GW has once again ignored the valid concerns of its neighbors. We know we are senile old farts who bitch about loud music and moan about the University building a brand new hospital we secretly hope to use. We know we complain about every little thing in what has become a vicious house-to-house war of words between us and the K Street lawyers hired by GW President Stealing Jiant Tractsofland. We are done complaining. We are done filing suits in court. We are done opposing the campus plan before the Brain-dead Zombie Authority.

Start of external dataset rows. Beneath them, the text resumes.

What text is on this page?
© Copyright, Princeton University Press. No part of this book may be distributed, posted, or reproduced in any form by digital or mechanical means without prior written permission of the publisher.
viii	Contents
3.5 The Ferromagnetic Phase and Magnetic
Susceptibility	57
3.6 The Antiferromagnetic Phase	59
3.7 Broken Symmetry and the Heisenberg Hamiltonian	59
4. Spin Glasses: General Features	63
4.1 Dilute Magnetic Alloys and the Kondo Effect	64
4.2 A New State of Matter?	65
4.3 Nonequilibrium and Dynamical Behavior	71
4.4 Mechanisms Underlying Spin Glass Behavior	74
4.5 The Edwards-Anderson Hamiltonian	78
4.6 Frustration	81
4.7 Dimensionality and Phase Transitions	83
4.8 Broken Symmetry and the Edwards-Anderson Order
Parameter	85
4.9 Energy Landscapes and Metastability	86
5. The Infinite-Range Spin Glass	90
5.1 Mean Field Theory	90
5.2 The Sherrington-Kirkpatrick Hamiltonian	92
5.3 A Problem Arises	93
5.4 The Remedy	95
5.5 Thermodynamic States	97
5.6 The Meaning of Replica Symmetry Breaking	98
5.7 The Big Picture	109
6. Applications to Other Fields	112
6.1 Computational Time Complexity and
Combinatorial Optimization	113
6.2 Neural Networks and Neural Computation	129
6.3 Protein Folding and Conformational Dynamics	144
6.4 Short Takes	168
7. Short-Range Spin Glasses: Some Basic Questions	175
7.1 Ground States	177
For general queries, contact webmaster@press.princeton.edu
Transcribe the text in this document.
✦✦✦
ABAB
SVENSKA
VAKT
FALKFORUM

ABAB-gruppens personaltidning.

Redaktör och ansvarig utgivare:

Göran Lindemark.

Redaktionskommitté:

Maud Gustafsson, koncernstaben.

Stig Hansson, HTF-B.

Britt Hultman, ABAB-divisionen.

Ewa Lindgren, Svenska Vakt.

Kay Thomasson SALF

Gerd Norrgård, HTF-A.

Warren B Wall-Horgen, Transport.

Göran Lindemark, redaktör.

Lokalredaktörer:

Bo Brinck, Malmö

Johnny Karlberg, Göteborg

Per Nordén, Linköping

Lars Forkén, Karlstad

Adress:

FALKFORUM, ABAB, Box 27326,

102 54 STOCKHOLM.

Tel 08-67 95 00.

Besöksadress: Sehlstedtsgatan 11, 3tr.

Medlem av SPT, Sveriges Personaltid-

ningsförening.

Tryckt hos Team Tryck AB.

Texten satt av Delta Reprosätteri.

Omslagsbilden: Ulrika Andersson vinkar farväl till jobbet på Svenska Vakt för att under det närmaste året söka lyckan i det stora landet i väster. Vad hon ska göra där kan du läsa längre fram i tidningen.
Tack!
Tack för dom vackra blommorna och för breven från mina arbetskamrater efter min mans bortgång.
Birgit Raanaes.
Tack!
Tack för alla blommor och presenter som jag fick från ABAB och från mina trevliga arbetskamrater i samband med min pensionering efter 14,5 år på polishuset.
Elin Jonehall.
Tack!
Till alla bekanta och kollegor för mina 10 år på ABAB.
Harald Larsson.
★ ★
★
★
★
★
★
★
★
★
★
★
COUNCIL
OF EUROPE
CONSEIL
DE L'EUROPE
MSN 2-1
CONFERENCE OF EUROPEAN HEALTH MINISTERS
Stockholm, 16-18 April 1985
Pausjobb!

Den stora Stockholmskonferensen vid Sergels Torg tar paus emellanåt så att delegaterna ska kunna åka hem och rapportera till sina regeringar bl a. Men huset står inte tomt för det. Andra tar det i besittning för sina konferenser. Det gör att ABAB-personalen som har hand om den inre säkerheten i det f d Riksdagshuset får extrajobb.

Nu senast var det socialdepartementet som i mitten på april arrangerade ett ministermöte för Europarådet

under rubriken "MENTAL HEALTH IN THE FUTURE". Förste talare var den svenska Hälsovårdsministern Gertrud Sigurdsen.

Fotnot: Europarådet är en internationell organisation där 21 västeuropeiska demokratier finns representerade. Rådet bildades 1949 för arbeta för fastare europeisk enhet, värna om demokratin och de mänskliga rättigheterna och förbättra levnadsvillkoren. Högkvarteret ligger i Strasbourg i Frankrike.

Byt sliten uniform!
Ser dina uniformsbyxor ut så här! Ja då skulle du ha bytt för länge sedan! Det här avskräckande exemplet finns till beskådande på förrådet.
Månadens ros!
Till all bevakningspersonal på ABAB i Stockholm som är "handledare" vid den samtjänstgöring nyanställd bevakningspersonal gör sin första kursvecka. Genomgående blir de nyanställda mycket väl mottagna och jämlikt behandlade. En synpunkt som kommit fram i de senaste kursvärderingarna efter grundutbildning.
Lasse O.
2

We hereby announce our terrorist campaign to free Smoggy Bowels of the scourge of GW expansion. We have hired Suck Ass extremists – those same students who brought you Alice Pointingfingers and Squash Rothtool duking it out before Chief Judge Just Throwmeback and the Kangaroo Court – to sabotage construction projects with oversized posters and under-priced pizzas. We will use any means at our disposal, including throwing giant keg parties for construction workers at the Drunk Tasteless and Diseased frat house.

And our reign of terror will expand beyond construction sites. We plan to kidnap the poorly trained sloths that sort and deliver campus mail ensuring no one receives their special-order dildos or issues of Playpen Magazine featuring the “JAPs of GW: Sorority Skanks Shimmy Out of Their Black Pants and Clunky Shoes to Show You Ways to Use Cell Phones You Never Imagined.” We will buy the best housing lottery numbers at Marty Goes Trust Fund Shopping sponsored by the Reallyuseless Helplesstools Association and the Countless Lies and Lunatics Center. We will halt maid service in Thrustin’ Hall, ensuring the spread of a new class of sexually transmitted disease. In short, we will make your lives as miserable as you have made ours.

Our demands are simple: go away. Take your multi-billion dollar plans and shove ’em right up your collective ass. Tear down the death trap called Fuckedup Hall. Get rid of the Hopingit Willopen Center. And rebuild the kind of matchbox, crackerjack shotgun townhouses we love so much.